Foreign visitors return to Jewish pilgrimage in Tunisia under tight security

Nestled on Tunisia’s Mediterranean island of Djerba, the 2,600-year-old El-Ghriba Synagogue has long hosted one of Africa’s most enduring Jewish pilgrimage traditions. This year, the annual Lag B’Omer gathering welcomed a small but meaningful comeback of international worshippers, held under robust security measures one year after a fatal attack shattered the 2023 event.

In the 2023 attack, a Tunisian national guardsman opened fire near the synagogue shortly after that year’s festival, killing five people — two French pilgrims and three local security officers. The violence sowed deep anxiety among Tunisia’s small, centuries-old Jewish community and diaspora pilgrims who travel to the site annually. This year, attendees included visitors from France, China, Ivory Coast, and Italy, among them France’s ambassador to Tunisia, a symbolic show of solidarity following the 2023 deaths of two French citizens in the attack.

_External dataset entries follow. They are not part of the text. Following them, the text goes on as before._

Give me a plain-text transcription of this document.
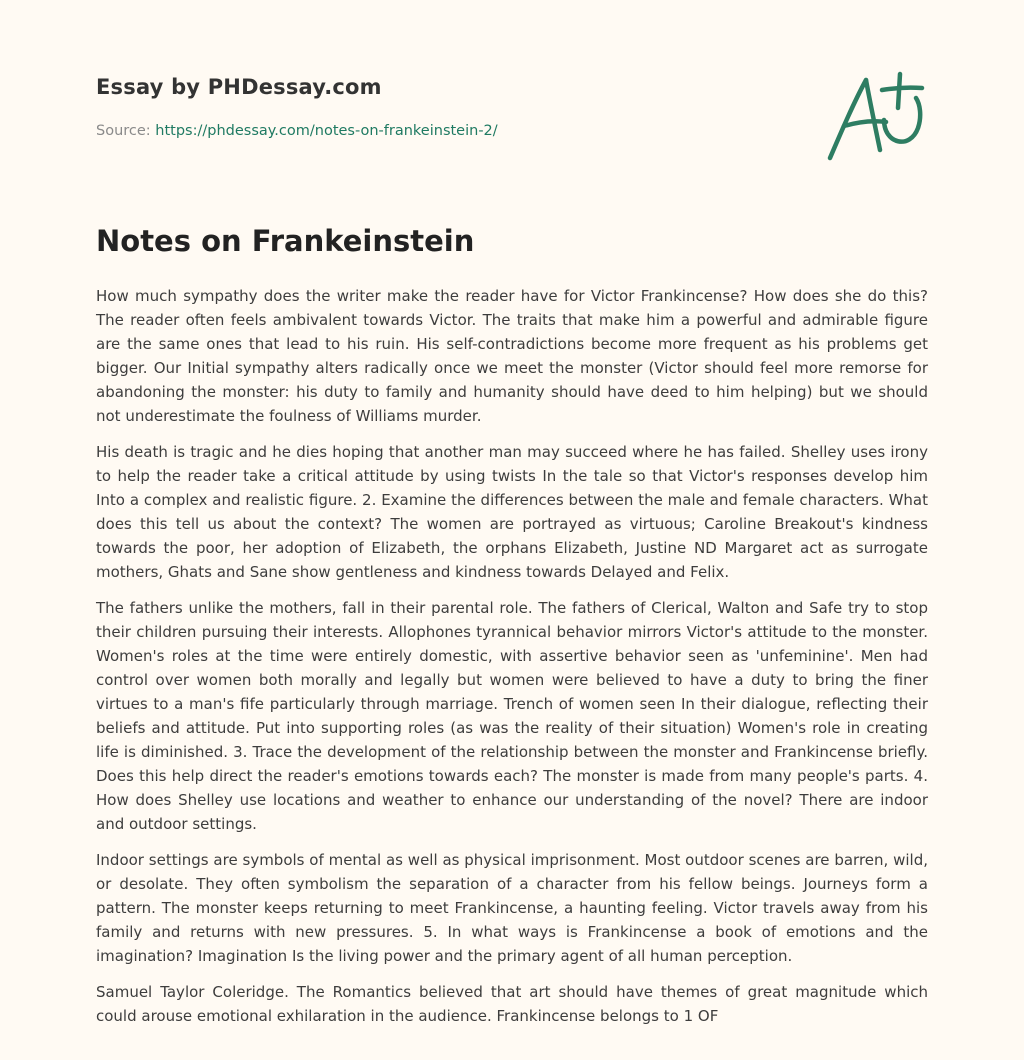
Essay by PHDessay.com

Source: https://phdessay.com/notes-on-frankeinstein-2/

Notes on Frankeinstein

How much sympathy does the writer make the reader have for Victor Frankincense? How does she do this? The reader often feels ambivalent towards Victor. The traits that make him a powerful and admirable figure are the same ones that lead to his ruin. His self-contradictions become more frequent as his problems get bigger. Our Initial sympathy alters radically once we meet the monster (Victor should feel more remorse for abandoning the monster: his duty to family and humanity should have deed to him helping) but we should not underestimate the foulness of Williams murder.

His death is tragic and he dies hoping that another man may succeed where he has failed. Shelley uses irony to help the reader take a critical attitude by using twists In the tale so that Victor's responses develop him Into a complex and realistic figure. 2. Examine the differences between the male and female characters. What does this tell us about the context? The women are portrayed as virtuous; Caroline Breakout's kindness towards the poor, her adoption of Elizabeth, the orphans Elizabeth, Justine ND Margaret act as surrogate mothers, Ghats and Sane show gentleness and kindness towards Delayed and Felix.

The fathers unlike the mothers, fall in their parental role. The fathers of Clerical, Walton and Safe try to stop their children pursuing their interests. Allophones tyrannical behavior mirrors Victor's attitude to the monster. Women's roles at the time were entirely domestic, with assertive behavior seen as 'unfeminine'. Men had control over women both morally and legally but women were believed to have a duty to bring the finer virtues to a man's fife particularly through marriage. Trench of women seen In their dialogue, reflecting their beliefs and attitude. Put into supporting roles (as was the reality of their situation) Women's role in creating life is diminished. 3. Trace the development of the relationship between the monster and Frankincense briefly. Does this help direct the reader's emotions towards each? The monster is made from many people's parts. 4. How does Shelley use locations and weather to enhance our understanding of the novel? There are indoor and outdoor settings.

Indoor settings are symbols of mental as well as physical imprisonment. Most outdoor scenes are barren, wild, or desolate. They often symbolism the separation of a character from his fellow beings. Journeys form a pattern. The monster keeps returning to meet Frankincense, a haunting feeling. Victor travels away from his family and returns with new pressures. 5. In what ways is Frankincense a book of emotions and the imagination? Imagination Is the living power and the primary agent of all human perception.

Samuel Taylor Coleridge. The Romantics believed that art should have themes of great magnitude which could arouse emotional exhilaration in the audience. Frankincense belongs to 1 OF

Organizers reported roughly 500 attendees for this year’s pilgrimage, which ran from April 30 to May 6. Jewish communities have existed in Tunisia since the Roman era, and the Ghriba gathering remains the centerpiece of religious and cultural life for the country’s long-standing Jewish population. Unlike the sharp decline in international attendance seen in 2024, this year marked the first resumption of cross-border participation, with many diaspora Jews returning to honor their ancestral roots.

Inside the ancient synagogue, the mood blended quiet devotion and quiet celebration. Worshippers followed long-held traditions: lighting candles, reading sacred Torah texts, and writing personal wishes on eggs that are placed in a holy cave on the site, a custom believed to bring divine blessing. Redj Cahen, a Tunisian-Italian pilgrim who skipped the 2024 gathering, called his return this year deeply meaningful. “We are back, and we are proud to be Tunisian Jews,” he said. “It is a feeling you cannot explain. Only those who come here understand.”

For decades, the pilgrimage has stood as a powerful symbol of interfaith coexistence in Tunisia, drawing Muslim visitors alongside Jewish worshippers from across the globe. Historically, the event attracted thousands of attendees each year, but numbers plummeted after the 2023 attack — and the site was already targeted in a 2002 al-Qaida truck bombing that killed roughly 20 people.

To ensure participant safety this year, Tunisian authorities deployed a layered security operation. A visible but unobtrusive security cordon surrounded the synagogue, while intensified checkpoints, barricades, and vehicle searches were set up at all entry points to Djerba island. Extra security personnel were assigned to Hara Seghira and Hara Kebira, the island’s two historic Jewish quarters.

In a key sign of cautious recovery, the iconic traditional Minara procession was held this year for the first time since the 2023 attack. The Minara — a pyramid-shaped tower crafted from gold and silver — sits at the heart of the synagogue. As part of the tradition, women drape the structure in colorful scarves, a ritual linked to wishes for good fortune, fertility, and marriage. A symbolic auction of artwork and religious artifacts follows, raising funds for the synagogue’s ongoing maintenance. The scarf-decorated Minara is then placed on a cart and paraded through the surrounding streets, accompanied by the rhythm of traditional darbuka drums, communal singing, and the throwing of candy to onlookers before being returned to the synagogue to close the ceremony.

Local leaders and community members framed the 2025 gathering as a deliberate, gradual step toward normalcy. “This year’s Ghriba pilgrimage marks a gradual return,” said former Tunisian Tourism Minister René Trabelsi. “We are returning little by little.” Trabelsi noted that Tunisian officials prioritized keeping the tradition alive despite ongoing security challenges, emphasizing that the annual event provides critical economic support to Djerba’s local tourism and hospitality sectors.

Khedir Hnaia, who has worked at the El-Ghriba Synagogue for more than 30 years, expressed hope that the gathering will regain its former vibrancy. “We would like to reflect a good image to the world, to bring back the glory of Ghriba and make it even better than how it used to be,” he said. Haim Haddad, a member of the pilgrimage organizing committee from the Tunisian city of Zarzis, reaffirmed the community’s commitment to their home country. “We need to stand up for our country, we love Tunisia very much and in the same way our country stood up for us we will always stand up for it,” he said.